The media treats U-turns as the worst of all worlds, but some experts in public opinion disagree – suggesting the public are far more concerned what policy actually is in the end, than they are the circuitous route a party takes to get there.

Most members would probably rather a government that caves, albeit far too late in the day, to unprecedented pressure from almost a third of its MPs than one that totally ignores it – and some voters will agree.

The vote shows progressives Labour is a broach church

Some voters and activists on the progressive left beyond Labour, as well as more left-wing Labour supporters and tens of thousands of ex-supporters who have drifted away in recent years, will take heart from the fact more than 100 MPs were prepared to push their own government so hard for a progressive cause.

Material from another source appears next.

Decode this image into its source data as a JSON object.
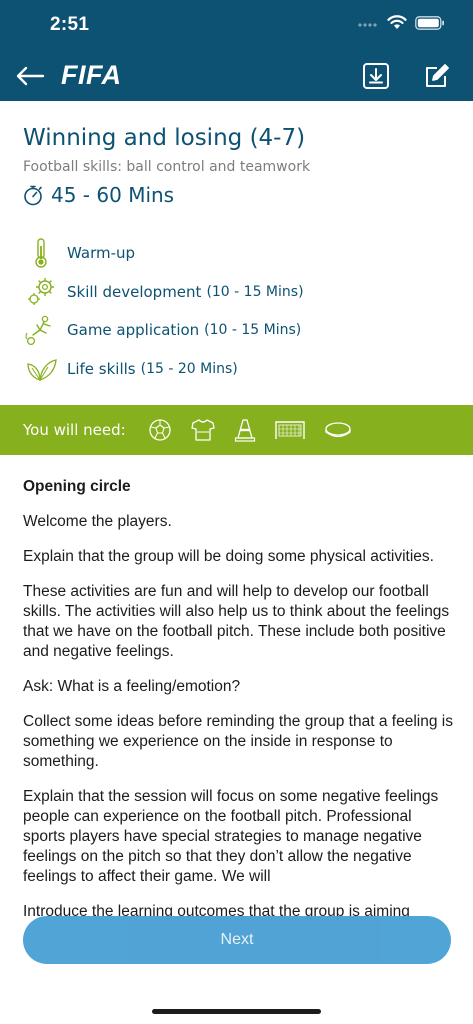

With our reader survey and so much else suggesting significant discontent with the government, here is a clear reminder for disiillusioned progressives of the fire in the bellies of many MPs, and not just on the radical left.

Is the damage done, or could some of those members and ex-members now be marginally more inclined to get involved and campaign or speak up for the party in future?

Either for particular MPs, or – more optimistically – for a party that’s reminded them Labour is still, as ever, a broad church – and that Labour views and values go well beyond the current stances of the current government of the day. There is a little more to socialism than what a Labour government does.

Overall, it’s hard to argue the government’s handling of the welfare bill has been anything but a disaster – but there are at least those three faintest of silver linings. Perhaps.